Ma non bastava non votarlo?

Ieri, durante l’assemblea della (sedicente) sinistra del Partito Democratico, Gianni Cuperlo (come aveva fatto alcuni giorni prima Stefano Fassina su l’Unità) ha parlato dell’opportunità di sostenere le ragioni del referendum per cambiare e abrogare le norme del fiscal compact. Bravo; quelle misure sono il cappio a cui si è deciso di impiccare il Paese, con piani assurdi di rientro che, alla prima prova pratica, si sono tradotti nella richiesta di un rinvio. Quindi, in questo senso, ogni azione di modifica non può che essere ben accetta.

Però, il cambio delle opinioni non cancella la storia, specialmente quella recente. E questa dice che quelle norme non sono nate in conseguenza dei movimenti della crosta terreste o in virtù di un capriccio degli astri curiosamente allineatisi. Sono invece la traduzione normativa dell’ideologia della stabilità incarnata nella contabilità di bilancio, da tutti i politici responsabili condivisa fino a un’ora fa. Responsabili, perché così ci spiegavano di essere, e perché di quelle, nei fatti, lo sono.

Il fiscal compact di cui ora si chiede, e giustamente, la modifica è stato voluto, votato e difeso dalla quasi totalità del Parlamento nella passata legislatura e inserito in Costituzione a tempo di record. Anche col voto di Cuperlo e di molti di quelli che ora vogliono appoggiare la consultazione popolare (non di Fassina, va detto, che a quell’epoca non era parlamentare).

In pratica, coloro che lo hanno deciso e definito, appena una paio d’anni fa, oggi ne chiedono la modifica. E fin qui sarebbe tutto normale, dato che, come si dice in questi casi, “solo i paracarri non cambiano posizione”.

Però qui è un po’ diverso. Perché mentre quando il pareggio (o equilibrio, come lo chiamano eufemisticamente molti dei suoi sostenitori) di bilancio “l’hanno fatto legge”, si sono mossi nell’ambito esclusivo del Palazzo, con l’atteggiamento stizzito verso le critiche provenienti da fuori, dalla Piazza, quasi che quelle fossero solo il rumore di fondo che disturbava, distraendoli, i manovratori. Adesso, gli stessi chiedono a quei rumorosi disturbatori di correggere gli errori fatti da loro nel ruolo di  manovratori. E senza nemmeno dire “scusateci, avremmo dovuto chiedere il vostro parere e ascoltarvi prima” (di dar ragione a quanti dicevano che fosse una follia ideologica e fuori dal mondo, nemmeno a pensarlo, ovvio).

Ma pure questo potrebbe essere normale, per una classe dirigente che, nell’approcciarci a quanto accaduto alla sinistra e nella politica  italiana, ha preferito lavorare sulla rimozione consolatoria piuttosto che ricorrere alle dure tecniche dell’analisi dei fatti e degli accadimenti.

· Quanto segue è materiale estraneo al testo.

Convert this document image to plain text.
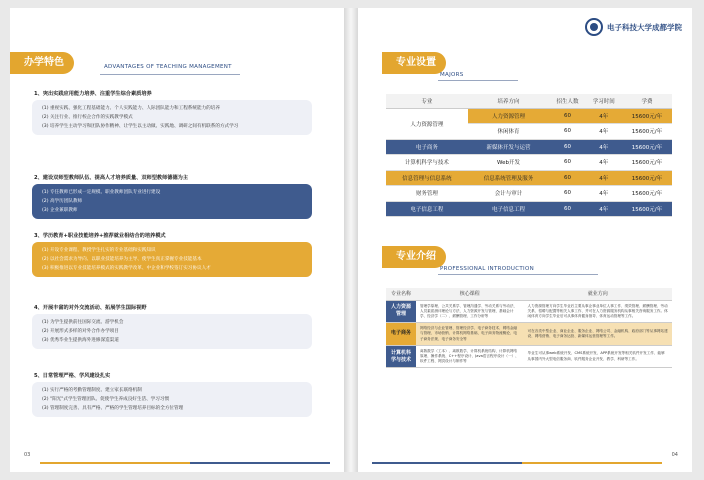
办学特色	ADVANTAGES OF TEACHING MANAGEMENT
1、突出实践应用能力培养、注重学生综合素质培养
(1) 重视实践、强化工程基础能力、个人实践能力、人际团队能力和工程系统能力的培养
(2) 关注行业、推行校企合作的实践教学模式
(3) 培养学生主动学习和团队协作精神、让学生以主动做、实践地、调研之间有机联系的方式学习
2、建设双师型教师队伍、提高人才培养质量、双师型教师德德为主
(1) 专任教师已形成一定规模、职业教师团队专业进行建设
(2) 高学历团队教师
(3) 企业兼职教师
3、学历教育+职业技能培养+推荐就业相结合的培养模式
(1) 开设专业课程、教授学生扎实的专业基础和实践知识
(2) 以社会需求为导向、以职业技能培养为主导、使学生真正掌握专业技能基本
(3) 积极推进以专业技能培养模式的实践教学改革、中企业和学校签订实习协议人才
4、开展丰富的对外交流活动、拓展学生国际视野
(1) 为学生提供前往国际交流、游学机会
(2) 开展形式多样的对外合作办学项目
(3) 优秀毕业生提供海外进修深造渠道
5、日常管理严格、学风建设扎实
(1) 实行严格的考勤管理制度、建立家长联络机制
(2) "阳光"式学生管理团队、促使学生养成良好生活、学习习惯
(3) 管理制度完善、具有严格、严格的学生管理培养目标的全方位管理
03
电子科技大学成都学院
专业设置
MAJORS
专业	培养方向	招生人数	学习时间	学费
人力资源管理	人力资源管理	60	4年	15600元/年
	休闲体育	60	4年	15600元/年
电子商务	新媒体开发与运营	60	4年	15600元/年
计算机科学与技术	Web开发	60	4年	15600元/年
信息管理与信息系统	信息系统管理及服务	60	4年	15600元/年
财务管理	会计与审计	60	4年	15600元/年
电子信息工程	电子信息工程	60	4年	15600元/年
专业介绍
PROFESSIONAL INTRODUCTION
专业名称	核心课程	就业方向
人力资源管理	管理学原理、公共关系学、管理沟通学、劳动关系与劳动法、人员素质测评理论与方法、人力资源开发与管理、基础会计学、经济学（二）、薪酬管理、工作分析等	人力资源管理方向学生毕业后主要从事企事业单位人事工作、绩效管理、薪酬管理、劳动关系、招聘与配置等相关人事工作、并可在人力资源服务机构从事相关咨询服务工作。休闲体育方向学生毕业后可从事体育健身指导、体育运动管理等工作。
电子商务	网络经济与企业管理、管理经济学、电子商务技术、网络金融与管理、市场营销、计算机网络基础、电子商务物流概论、电子商务法规、电子商务安全等	可在各类中型企业、商业企业、服务企业、网络公司、金融机构、政府部门等从事网站建设、网络营销、电子商务运营、新媒体运营管理等工作。
计算机科学与技术	离散数学（工本）、离散数学、计算机系统结构、计算机网络原理、操作系统、C++程序设计、Java语言程序设计（一）、软件工程、网页设计与制作等	毕业生可从事web系统开发、CMS系统开发、APP系统开发等相关软件开发工作、能够从事国内外大型电信服务商、软件服务企业开发、教学、科研等工作。
04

Solo che, in questo caso, l’abusato metodo del disconoscimento delle responsabilità (ancor più curioso se fatto da chi sull’essere responsabile ha costruito la propria alterità politica) rischia di allontanare ancor di più i cittadini dalle istituzioni, per una strana eterogenesi dei fini. L’elettore chiamato a riparare agli sbagli fatti dalle istituzioni, e proprio da quelli che li hanno fatti, potrebbe infatti chiedersi: “ma non bastava non votarle quelle cose?”. Oppure: “ma non potete cambiarle voi con gli stessi metodi con cui le avete approvate, visto che, proprio sul fiscal compact e sulle politiche di austerity, a parole, vi dite tutti concordi nella necessità di superare le attuali norme?”.

E soprattutto: “ma se, ogni volta che ci sono da assumere scelte importanti e fondamentali, dimenticate di consultarci nel processo di formazione delle decisioni, salvo poi ricorrere a noi per porre argine agli effetti delle vostre azioni, e ignorare le nostre indicazioni quando sono troppo lontane da quello che vorreste vi indicassimo, perché non fare direttamente a meno di tutti voi? Alla fine, basta un governo o, meglio, un’amministrazione per dar corso alla volontà popolare. Addirittura, anche solo un uomo al comando, da osannare sotto un balcone, se le cose vanno bene, o da esporre alla pensilina di un distributore, qualora dovessero andar male”.